Legacoop, la parola al Partito democratico

Il secondo giorno del congresso di Legacoop – passata la relazione e i saluti (tanti e tutti importanti) – è il giorno delle «cose serie». Il presidente Giuliano Poletti aveva messo al centro la necessità di «una nuova idea» strategica, in grado di tracciare la direzione di marcia della cooperazione. Due ministri e un segretario di partito – tutti diessini; o «ex comunisti», come direbbe Berlusconi – salgono sul palco per suggerirne una. Declinata in vario modo, ma comunque coincidente.
Luigi Bersani, ministro dello sviluppo, emiliano ed ex presidente della sua regione, si prende l’applauso destinato al vecchio amico e illustra a grandi tratti il tipo di imprenditoria che potrebbe risollevare stabilmente i tassi di crescita – in senso lato – di questo paese. «Costi delle ricariche e “massimo scoperto bancario”, all’estero non sanno neanche cosa sono; eppure imprese di altri paesi che operano qui da noi si guardano bene dall’introdurre quel minimo di buone abitudini di mercato vigenti a casa loro»; un paese senza indebite posizioni di rendita, insomma. Ma anche un paese in cui «sia possibile spostare risorse umane da dove non servono più a dove invece sono necessarie» (e cita il Pra da ricollocare per i collaudi, oppure gli avvocati «parafangari» da spingere a occuparsi di autocertificazione per le imprese). E ottiene l’ovazione quando prende le difese della «diversità biologica» dell’impresa cooperativa, da difendere rispetto al «pensiero unico» personificato nella Commissione Ue, perché «una mela è buona se lo è, non lo diventa solo quando somiglia a una pera». E quindi siano mantenuti «i tratti distintivi» della cooperazione, ma «utilizzando tutti gli strumenti che possano far esprimere liberamente tutte le potenzialità».
Traspare l’ossessione per la «crescita dimensionale dell’impresa e degli aggregati di imprese», chiave di volta della «competizione globale». E anche il tallone d’Achille della cooperazione, in genere dimensionata sul medio-piccolo. Tocca perciò a Fassino fare un lungo giro discorsivo che parte dalle vicende – e dalla «necessità» – del «partito democratico, che non riguarda soltanto i partiti e il sistema politico», ma che deve accompagnare «un processo sociale»; il quale, va da sé, «richiede la partecipazione del movimento cooperativo». L’orizzonte fassiniano è chiarissimo: «il sistema della rappresentanza sociale – Cgil, Cisl e Uil, per dirne una – è figlio della rottura del fronte antifascista, nel ’48»; le ideologie alla base di quella rottura «non hanno più motivo di essere» e quindi diventa possibile una «semplificazione della rappresentanza sociale» speculare a quella che va perseguita nella politica (troppi i partiti rappresentati in parlamento). Naturalmente «non c’è nessuna nostalgia per il collateralismo», perché i principi base oggi sono «autonomia dei soggetti e convergenza sugli obiettivi». Ma, insomma, le «unificazioni» a livello politico hanno senso se la rappresentanza sociale si muove in direzione simile, se non identica.

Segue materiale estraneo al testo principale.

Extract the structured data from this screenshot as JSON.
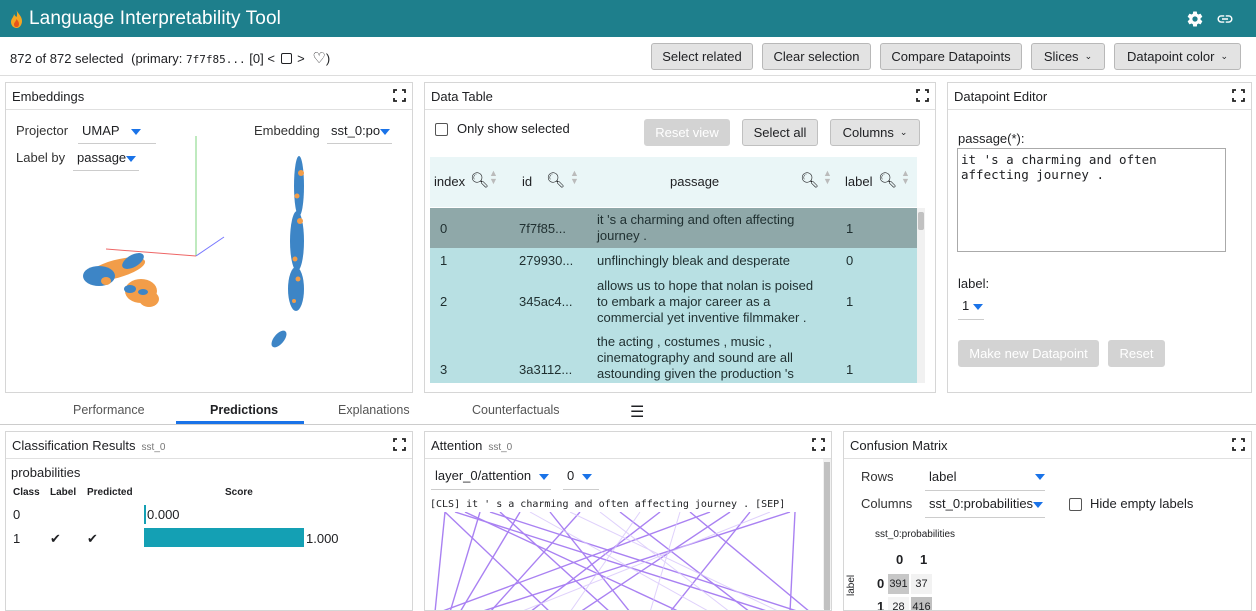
{
  "app": {
    "title": "Language Interpretability Tool",
    "icons": [
      "flame-icon",
      "settings-gear-icon",
      "link-icon"
    ]
  },
  "selection": {
    "count_text": "872 of 872 selected",
    "primary_prefix": "(primary: ",
    "primary_id": "7f7f85...",
    "primary_index": "[0]"
  },
  "header_buttons": {
    "select_related": "Select related",
    "clear_selection": "Clear selection",
    "compare": "Compare Datapoints",
    "slices": "Slices",
    "datapoint_color": "Datapoint color"
  },
  "embeddings": {
    "title": "Embeddings",
    "projector_label": "Projector",
    "projector_value": "UMAP",
    "embedding_label": "Embedding",
    "embedding_value": "sst_0:po",
    "labelby_label": "Label by",
    "labelby_value": "passage",
    "colors": {
      "orange": "#f29d49",
      "blue": "#3d85c6"
    }
  },
  "data_table": {
    "title": "Data Table",
    "only_show_selected": "Only show selected",
    "reset_view": "Reset view",
    "select_all": "Select all",
    "columns": "Columns",
    "headers": {
      "index": "index",
      "id": "id",
      "passage": "passage",
      "label": "label"
    },
    "rows": [
      {
        "index": "0",
        "id": "7f7f85...",
        "passage1": "it 's a charming and often affecting",
        "passage2": "journey .",
        "passage3": "",
        "label": "1"
      },
      {
        "index": "1",
        "id": "279930...",
        "passage1": "unflinchingly bleak and desperate",
        "passage2": "",
        "passage3": "",
        "label": "0"
      },
      {
        "index": "2",
        "id": "345ac4...",
        "passage1": "allows us to hope that nolan is poised",
        "passage2": "to embark a major career as a",
        "passage3": "commercial yet inventive filmmaker .",
        "label": "1"
      },
      {
        "index": "3",
        "id": "3a3112...",
        "passage1": "the acting , costumes , music ,",
        "passage2": "cinematography and sound are all",
        "passage3": "astounding given the production 's",
        "label": "1"
      }
    ]
  },
  "editor": {
    "title": "Datapoint Editor",
    "passage_label": "passage(*):",
    "passage_value": "it 's a charming and often affecting journey .",
    "label_label": "label:",
    "label_value": "1",
    "make_new": "Make new Datapoint",
    "reset": "Reset"
  },
  "tabs": [
    "Performance",
    "Predictions",
    "Explanations",
    "Counterfactuals"
  ],
  "active_tab": "Predictions",
  "classification": {
    "title": "Classification Results",
    "model": "sst_0",
    "heading": "probabilities",
    "cols": [
      "Class",
      "Label",
      "Predicted",
      "Score"
    ],
    "rows": [
      {
        "class": "0",
        "label": "",
        "predicted": "",
        "score": 0.0,
        "score_text": "0.000"
      },
      {
        "class": "1",
        "label": "✔",
        "predicted": "✔",
        "score": 1.0,
        "score_text": "1.000"
      }
    ]
  },
  "attention": {
    "title": "Attention",
    "model": "sst_0",
    "layer": "layer_0/attention",
    "head": "0",
    "tokens": "[CLS] it ' s a charming and often affecting journey . [SEP]"
  },
  "confusion": {
    "title": "Confusion Matrix",
    "rows_label": "Rows",
    "rows_value": "label",
    "columns_label": "Columns",
    "columns_value": "sst_0:probabilities",
    "hide_empty": "Hide empty labels",
    "axis_title": "sst_0:probabilities",
    "row_axis": "label",
    "col_headers": [
      "0",
      "1"
    ],
    "row_headers": [
      "0",
      "1"
    ],
    "cells": [
      [
        "391",
        "37"
      ],
      [
        "28",
        "416"
      ]
    ]
  }
}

E’ la proposta di unire, in prospettiva, i grandi sistemi della cooperazione (Legacoop e Confcooperative, una volta si sarebbe detto Pci e Dc), che ha già incontrato però una prima risposta non troppo soddisfacente da parte di Luigi Marino, presidente dei «cugini» di area cattolica.
L’altro ministro, Cesare Damiano (titolare del Lavoro), si muove nel collaudato solco della mediazione tra interessi delle imprese e diritti del lavoro. Il paradigma di questa «concertazione» strategica è per lui la lotta al «lavoro nero», che sul lato del lavoratore significa maggior rischio di infortuni e su quello dell’impresa implica una «concorrenza sleale». Un ruolo che lo porta a dire – qui, davanti a imprenditori sociali, ma pur sempre imprenditori – «non ho assolutamente nulla contro il lavoro a progetto» e «non cancellerò la legge Biagi». Ma: purché «un progetto ci sia» e che «gli strumenti consentiti dalla legge siano usati in modo corretto». Le soluzioni proposte sono quelle già note: «il lavoro precario deve costare una lira in più di quello regolare» e «occorrono ammortizzatori sociali adeguati alla discontinuità lavorativa». Perché «la flessibilità ormai connaturata» alle leggi di un mercato che ha rovesciato i suoi rapporti con la produzione (determinandola) è un dato ineliminabile.